Painting a richer picture of past portfolio performance

New portfolio analytics tool drives fruitful conversations by capturing the impact of advice on risks and returns

Painting a richer picture of past portfolio performance

When YCharts first launched its original Model Portfolios functionality two years ago, it answered a critical question that clients had been asking: is it possible to evaluate and analyse portfolios in the same way that they could for other securities?

“What we did was give YCharts users the ability to define a portfolio, based on which our platform would generate a security that they can look at, compare using our different applications, and analyse the same way that they would a mutual fund or ETF,” said Caleb Eplett, the company’s chief product officer. “And unlike some other software products out there, ours expands that ability beyond just report outputs, but actually produces an asset that advisors can chart or show in our interactive tools and more easily explain to clients.”

As powerful as that ability is, it still has its limits. Following positive reception and uptake for the product, Eplett said their users expressed a desire to model a portfolio’s historic risk and returns not just based on their current investment strategy, but also incorporating other possible strategies they could have used before. In practice, that meant having the ability to go back and time and capture past changes in portfolio holdings.

“That led us to build this new Dynamic Model Portfolios product,” Eplett said. “Through that functionality, users can input not just their current holdings and allocations, but also data on the past make-up of their portfolios. It does basically the same thing, creating a single security to represent the portfolio, but it paints a much richer picture of historical portfolio performance.”

To create a Dynamic Model Portfolio, users may upload Excel or CSV files; the files should contain data on what holdings a portfolio had on specific dates, and what weights each holding had in the portfolio at that date. Users are also asked to specify other details within the YCharts interface, such as their advisory fee (if applicable), the portfolio benchmark, and the portfolio rebalancing frequency.
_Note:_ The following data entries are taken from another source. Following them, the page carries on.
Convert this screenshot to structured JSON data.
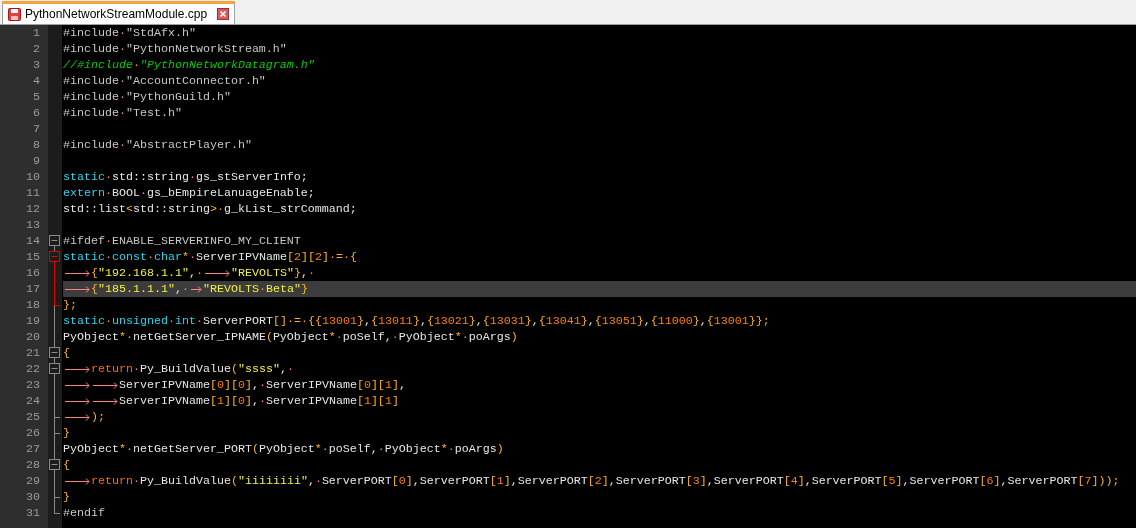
{
  "tab": {
    "title": "PythonNetworkStreamModule.cpp",
    "selected": true,
    "unsaved": true
  },
  "lines": [
    {
      "number": "1",
      "current": false,
      "tokens": [
        {
          "kind": "pre",
          "text": "#include"
        },
        {
          "kind": "space",
          "text": "·"
        },
        {
          "kind": "pre",
          "text": "\"StdAfx.h\""
        }
      ]
    },
    {
      "number": "2",
      "current": false,
      "tokens": [
        {
          "kind": "pre",
          "text": "#include"
        },
        {
          "kind": "space",
          "text": "·"
        },
        {
          "kind": "pre",
          "text": "\"PythonNetworkStream.h\""
        }
      ]
    },
    {
      "number": "3",
      "current": false,
      "tokens": [
        {
          "kind": "comment",
          "text": "//#include"
        },
        {
          "kind": "space",
          "text": "·"
        },
        {
          "kind": "comment",
          "text": "\"PythonNetworkDatagram.h\""
        }
      ]
    },
    {
      "number": "4",
      "current": false,
      "tokens": [
        {
          "kind": "pre",
          "text": "#include"
        },
        {
          "kind": "space",
          "text": "·"
        },
        {
          "kind": "pre",
          "text": "\"AccountConnector.h\""
        }
      ]
    },
    {
      "number": "5",
      "current": false,
      "tokens": [
        {
          "kind": "pre",
          "text": "#include"
        },
        {
          "kind": "space",
          "text": "·"
        },
        {
          "kind": "pre",
          "text": "\"PythonGuild.h\""
        }
      ]
    },
    {
      "number": "6",
      "current": false,
      "tokens": [
        {
          "kind": "pre",
          "text": "#include"
        },
        {
          "kind": "space",
          "text": "·"
        },
        {
          "kind": "pre",
          "text": "\"Test.h\""
        }
      ]
    },
    {
      "number": "7",
      "current": false
    },
    {
      "number": "8",
      "current": false,
      "tokens": [
        {
          "kind": "pre",
          "text": "#include"
        },
        {
          "kind": "space",
          "text": "·"
        },
        {
          "kind": "pre",
          "text": "\"AbstractPlayer.h\""
        }
      ]
    },
    {
      "number": "9",
      "current": false
    },
    {
      "number": "10",
      "current": false,
      "tokens": [
        {
          "kind": "keyword",
          "text": "static"
        },
        {
          "kind": "space",
          "text": "·"
        },
        {
          "kind": "ident",
          "text": "std::string"
        },
        {
          "kind": "space",
          "text": "·"
        },
        {
          "kind": "ident",
          "text": "gs_stServerInfo;"
        }
      ]
    },
    {
      "number": "11",
      "current": false,
      "tokens": [
        {
          "kind": "keyword",
          "text": "extern"
        },
        {
          "kind": "space",
          "text": "·"
        },
        {
          "kind": "ident",
          "text": "BOOL"
        },
        {
          "kind": "space",
          "text": "·"
        },
        {
          "kind": "ident",
          "text": "gs_bEmpireLanuageEnable;"
        }
      ]
    },
    {
      "number": "12",
      "current": false,
      "tokens": [
        {
          "kind": "ident",
          "text": "std::list"
        },
        {
          "kind": "op",
          "text": "<"
        },
        {
          "kind": "ident",
          "text": "std::string"
        },
        {
          "kind": "op",
          "text": ">"
        },
        {
          "kind": "space",
          "text": "·"
        },
        {
          "kind": "ident",
          "text": "g_kList_strCommand;"
        }
      ]
    },
    {
      "number": "13",
      "current": false
    },
    {
      "number": "14",
      "current": false,
      "fold_start": true,
      "highlighted": false,
      "tokens": [
        {
          "kind": "pre",
          "text": "#ifdef"
        },
        {
          "kind": "space",
          "text": "·"
        },
        {
          "kind": "pre",
          "text": "ENABLE_SERVERINFO_MY_CLIENT"
        }
      ]
    },
    {
      "number": "15",
      "current": false,
      "fold_start": true,
      "highlighted": true,
      "tokens": [
        {
          "kind": "keyword",
          "text": "static"
        },
        {
          "kind": "space",
          "text": "·"
        },
        {
          "kind": "keyword",
          "text": "const"
        },
        {
          "kind": "space",
          "text": "·"
        },
        {
          "kind": "keyword",
          "text": "char"
        },
        {
          "kind": "op",
          "text": "*"
        },
        {
          "kind": "space",
          "text": "·"
        },
        {
          "kind": "ident",
          "text": "ServerIPVName"
        },
        {
          "kind": "op",
          "text": "["
        },
        {
          "kind": "num",
          "text": "2"
        },
        {
          "kind": "op",
          "text": "]["
        },
        {
          "kind": "num",
          "text": "2"
        },
        {
          "kind": "op",
          "text": "]"
        },
        {
          "kind": "space",
          "text": "·"
        },
        {
          "kind": "op",
          "text": "="
        },
        {
          "kind": "space",
          "text": "·"
        },
        {
          "kind": "op",
          "text": "{"
        }
      ]
    },
    {
      "number": "16",
      "current": false,
      "tokens": [
        {
          "kind": "tab"
        },
        {
          "kind": "op",
          "text": "{"
        },
        {
          "kind": "str",
          "text": "\"192.168.1.1\""
        },
        {
          "kind": "ident",
          "text": ","
        },
        {
          "kind": "space",
          "text": "·"
        },
        {
          "kind": "tab"
        },
        {
          "kind": "str",
          "text": "\"REVOLTS\""
        },
        {
          "kind": "op",
          "text": "}"
        },
        {
          "kind": "ident",
          "text": ","
        },
        {
          "kind": "space",
          "text": "·"
        }
      ]
    },
    {
      "number": "17",
      "current": true,
      "tokens": [
        {
          "kind": "tab"
        },
        {
          "kind": "op",
          "text": "{"
        },
        {
          "kind": "str",
          "text": "\"185.1.1.1\""
        },
        {
          "kind": "ident",
          "text": ","
        },
        {
          "kind": "space",
          "text": "·"
        },
        {
          "kind": "tab"
        },
        {
          "kind": "str",
          "text": "\"REVOLTS"
        },
        {
          "kind": "space",
          "text": "·"
        },
        {
          "kind": "str",
          "text": "Beta\""
        },
        {
          "kind": "op",
          "text": "}"
        }
      ]
    },
    {
      "number": "18",
      "current": false,
      "fold_end": true,
      "tokens": [
        {
          "kind": "op",
          "text": "};"
        }
      ]
    },
    {
      "number": "19",
      "current": false,
      "tokens": [
        {
          "kind": "keyword",
          "text": "static"
        },
        {
          "kind": "space",
          "text": "·"
        },
        {
          "kind": "keyword",
          "text": "unsigned"
        },
        {
          "kind": "space",
          "text": "·"
        },
        {
          "kind": "keyword",
          "text": "int"
        },
        {
          "kind": "space",
          "text": "·"
        },
        {
          "kind": "ident",
          "text": "ServerPORT"
        },
        {
          "kind": "op",
          "text": "[]"
        },
        {
          "kind": "space",
          "text": "·"
        },
        {
          "kind": "op",
          "text": "="
        },
        {
          "kind": "space",
          "text": "·"
        },
        {
          "kind": "op",
          "text": "{{"
        },
        {
          "kind": "num",
          "text": "13001"
        },
        {
          "kind": "op",
          "text": "}"
        },
        {
          "kind": "ident",
          "text": ","
        },
        {
          "kind": "op",
          "text": "{"
        },
        {
          "kind": "num",
          "text": "13011"
        },
        {
          "kind": "op",
          "text": "}"
        },
        {
          "kind": "ident",
          "text": ","
        },
        {
          "kind": "op",
          "text": "{"
        },
        {
          "kind": "num",
          "text": "13021"
        },
        {
          "kind": "op",
          "text": "}"
        },
        {
          "kind": "ident",
          "text": ","
        },
        {
          "kind": "op",
          "text": "{"
        },
        {
          "kind": "num",
          "text": "13031"
        },
        {
          "kind": "op",
          "text": "}"
        },
        {
          "kind": "ident",
          "text": ","
        },
        {
          "kind": "op",
          "text": "{"
        },
        {
          "kind": "num",
          "text": "13041"
        },
        {
          "kind": "op",
          "text": "}"
        },
        {
          "kind": "ident",
          "text": ","
        },
        {
          "kind": "op",
          "text": "{"
        },
        {
          "kind": "num",
          "text": "13051"
        },
        {
          "kind": "op",
          "text": "}"
        },
        {
          "kind": "ident",
          "text": ","
        },
        {
          "kind": "op",
          "text": "{"
        },
        {
          "kind": "num",
          "text": "11000"
        },
        {
          "kind": "op",
          "text": "}"
        },
        {
          "kind": "ident",
          "text": ","
        },
        {
          "kind": "op",
          "text": "{"
        },
        {
          "kind": "num",
          "text": "13001"
        },
        {
          "kind": "op",
          "text": "}};"
        }
      ]
    },
    {
      "number": "20",
      "current": false,
      "tokens": [
        {
          "kind": "ident",
          "text": "PyObject"
        },
        {
          "kind": "op",
          "text": "*"
        },
        {
          "kind": "space",
          "text": "·"
        },
        {
          "kind": "ident",
          "text": "netGetServer_IPNAME"
        },
        {
          "kind": "op",
          "text": "("
        },
        {
          "kind": "ident",
          "text": "PyObject"
        },
        {
          "kind": "op",
          "text": "*"
        },
        {
          "kind": "space",
          "text": "·"
        },
        {
          "kind": "ident",
          "text": "poSelf,"
        },
        {
          "kind": "space",
          "text": "·"
        },
        {
          "kind": "ident",
          "text": "PyObject"
        },
        {
          "kind": "op",
          "text": "*"
        },
        {
          "kind": "space",
          "text": "·"
        },
        {
          "kind": "ident",
          "text": "poArgs"
        },
        {
          "kind": "op",
          "text": ")"
        }
      ]
    },
    {
      "number": "21",
      "current": false,
      "fold_start": true,
      "highlighted": false,
      "tokens": [
        {
          "kind": "op",
          "text": "{"
        }
      ]
    },
    {
      "number": "22",
      "current": false,
      "fold_start": true,
      "highlighted": false,
      "tokens": [
        {
          "kind": "tab"
        },
        {
          "kind": "return",
          "text": "return"
        },
        {
          "kind": "space",
          "text": "·"
        },
        {
          "kind": "ident",
          "text": "Py_BuildValue"
        },
        {
          "kind": "op",
          "text": "("
        },
        {
          "kind": "str",
          "text": "\"ssss\""
        },
        {
          "kind": "ident",
          "text": ","
        },
        {
          "kind": "space",
          "text": "·"
        }
      ]
    },
    {
      "number": "23",
      "current": false,
      "tokens": [
        {
          "kind": "tab"
        },
        {
          "kind": "tab"
        },
        {
          "kind": "ident",
          "text": "ServerIPVName"
        },
        {
          "kind": "op",
          "text": "["
        },
        {
          "kind": "num",
          "text": "0"
        },
        {
          "kind": "op",
          "text": "]["
        },
        {
          "kind": "num",
          "text": "0"
        },
        {
          "kind": "op",
          "text": "]"
        },
        {
          "kind": "ident",
          "text": ","
        },
        {
          "kind": "space",
          "text": "·"
        },
        {
          "kind": "ident",
          "text": "ServerIPVName"
        },
        {
          "kind": "op",
          "text": "["
        },
        {
          "kind": "num",
          "text": "0"
        },
        {
          "kind": "op",
          "text": "]["
        },
        {
          "kind": "num",
          "text": "1"
        },
        {
          "kind": "op",
          "text": "]"
        },
        {
          "kind": "ident",
          "text": ","
        }
      ]
    },
    {
      "number": "24",
      "current": false,
      "tokens": [
        {
          "kind": "tab"
        },
        {
          "kind": "tab"
        },
        {
          "kind": "ident",
          "text": "ServerIPVName"
        },
        {
          "kind": "op",
          "text": "["
        },
        {
          "kind": "num",
          "text": "1"
        },
        {
          "kind": "op",
          "text": "]["
        },
        {
          "kind": "num",
          "text": "0"
        },
        {
          "kind": "op",
          "text": "]"
        },
        {
          "kind": "ident",
          "text": ","
        },
        {
          "kind": "space",
          "text": "·"
        },
        {
          "kind": "ident",
          "text": "ServerIPVName"
        },
        {
          "kind": "op",
          "text": "["
        },
        {
          "kind": "num",
          "text": "1"
        },
        {
          "kind": "op",
          "text": "]["
        },
        {
          "kind": "num",
          "text": "1"
        },
        {
          "kind": "op",
          "text": "]"
        }
      ]
    },
    {
      "number": "25",
      "current": false,
      "fold_end": true,
      "tokens": [
        {
          "kind": "tab"
        },
        {
          "kind": "op",
          "text": ");"
        }
      ]
    },
    {
      "number": "26",
      "current": false,
      "fold_end": true,
      "tokens": [
        {
          "kind": "op",
          "text": "}"
        }
      ]
    },
    {
      "number": "27",
      "current": false,
      "tokens": [
        {
          "kind": "ident",
          "text": "PyObject"
        },
        {
          "kind": "op",
          "text": "*"
        },
        {
          "kind": "space",
          "text": "·"
        },
        {
          "kind": "ident",
          "text": "netGetServer_PORT"
        },
        {
          "kind": "op",
          "text": "("
        },
        {
          "kind": "ident",
          "text": "PyObject"
        },
        {
          "kind": "op",
          "text": "*"
        },
        {
          "kind": "space",
          "text": "·"
        },
        {
          "kind": "ident",
          "text": "poSelf,"
        },
        {
          "kind": "space",
          "text": "·"
        },
        {
          "kind": "ident",
          "text": "PyObject"
        },
        {
          "kind": "op",
          "text": "*"
        },
        {
          "kind": "space",
          "text": "·"
        },
        {
          "kind": "ident",
          "text": "poArgs"
        },
        {
          "kind": "op",
          "text": ")"
        }
      ]
    },
    {
      "number": "28",
      "current": false,
      "fold_start": true,
      "highlighted": false,
      "tokens": [
        {
          "kind": "op",
          "text": "{"
        }
      ]
    },
    {
      "number": "29",
      "current": false,
      "tokens": [
        {
          "kind": "tab"
        },
        {
          "kind": "return",
          "text": "return"
        },
        {
          "kind": "space",
          "text": "·"
        },
        {
          "kind": "ident",
          "text": "Py_BuildValue"
        },
        {
          "kind": "op",
          "text": "("
        },
        {
          "kind": "str",
          "text": "\"iiiiiiii\""
        },
        {
          "kind": "ident",
          "text": ","
        },
        {
          "kind": "space",
          "text": "·"
        },
        {
          "kind": "ident",
          "text": "ServerPORT"
        },
        {
          "kind": "op",
          "text": "["
        },
        {
          "kind": "num",
          "text": "0"
        },
        {
          "kind": "op",
          "text": "]"
        },
        {
          "kind": "ident",
          "text": ",ServerPORT"
        },
        {
          "kind": "op",
          "text": "["
        },
        {
          "kind": "num",
          "text": "1"
        },
        {
          "kind": "op",
          "text": "]"
        },
        {
          "kind": "ident",
          "text": ",ServerPORT"
        },
        {
          "kind": "op",
          "text": "["
        },
        {
          "kind": "num",
          "text": "2"
        },
        {
          "kind": "op",
          "text": "]"
        },
        {
          "kind": "ident",
          "text": ",ServerPORT"
        },
        {
          "kind": "op",
          "text": "["
        },
        {
          "kind": "num",
          "text": "3"
        },
        {
          "kind": "op",
          "text": "]"
        },
        {
          "kind": "ident",
          "text": ",ServerPORT"
        },
        {
          "kind": "op",
          "text": "["
        },
        {
          "kind": "num",
          "text": "4"
        },
        {
          "kind": "op",
          "text": "]"
        },
        {
          "kind": "ident",
          "text": ",ServerPORT"
        },
        {
          "kind": "op",
          "text": "["
        },
        {
          "kind": "num",
          "text": "5"
        },
        {
          "kind": "op",
          "text": "]"
        },
        {
          "kind": "ident",
          "text": ",ServerPORT"
        },
        {
          "kind": "op",
          "text": "["
        },
        {
          "kind": "num",
          "text": "6"
        },
        {
          "kind": "op",
          "text": "]"
        },
        {
          "kind": "ident",
          "text": ",ServerPORT"
        },
        {
          "kind": "op",
          "text": "["
        },
        {
          "kind": "num",
          "text": "7"
        },
        {
          "kind": "op",
          "text": "]));"
        }
      ]
    },
    {
      "number": "30",
      "current": false,
      "fold_end": true,
      "tokens": [
        {
          "kind": "op",
          "text": "}"
        }
      ]
    },
    {
      "number": "31",
      "current": false,
      "fold_end": true,
      "tokens": [
        {
          "kind": "pre",
          "text": "#endif"
        }
      ]
    }
  ]
}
“Right now, YCharts has a pretty robust covering as far as the universe of securities that you can use – obviously stocks, ETFs, mutual funds. All of those securities can be combined and put into Dynamic Model Portfolios,” Eplett said. Users may also incorporate specific indices, he said, with around 30,000 benchmarks spanning different geographies, sectors, factors, and asset classes enabled on the YCharts platform.

“Soon, we’ll also be capable of accommodating separately managed accounts that were recently added to our database,” Eplett said.

With the Dynamic Model Portfolios functionality, advisors can get a more accurate bead on a portfolio’s risk characteristics over certain time periods. From an absolute sense, they can show how past securities selection decisions – rotating from growth to value, for example, or scaling back on broad U.S. equities market exposure to overweight toward tech companies – have affected the risk and return performance of a given portfolio. If a user wants to backtest a security with a short performance history, they have the option of using a similar security as a proxy in their models.

The system also allows people to evaluate the portfolio’s performance against specific indexes or ETFs, allowing fruitful discussions about how it reacted during different market conditions. That, in turn, sets the stage for discussions on how much value an advisor might have delivered through active management, as well as providing information that could lead to smarter investment decisions.

“Think about a really wild year in the markets like 2020 has been,” Eplett said. “You can go see how different changes that you may have made to your allocations would have perhaps safeguarded your clients from some of the downturns, or helped them capture more of the gains during the bull market periods with this new functionality.”

The system also allows users to compare the risk and return performance of different portfolios over a specific period. An investment advisor that wants to see how one portfolio did compared to another during a specific window of time, they can simply toggle back and forth to see what trade-offs happened in terms of the upside and downside that’s captured, as well as the total return potential in different scenarios.

“One of our main value propositions is the ability to facilitate better communication with clients. Being able to discuss what’s in a client’s portfolio right now, as well as how different changes in the portfolio have helped or could have helped shield clients from adverse market conditions, goes a really long way,” Eplett said. “Not only does it help clients to see how different events impacted their portfolios, but it also provides peace of mind to understand how their portfolios might react to similar market events in the future.”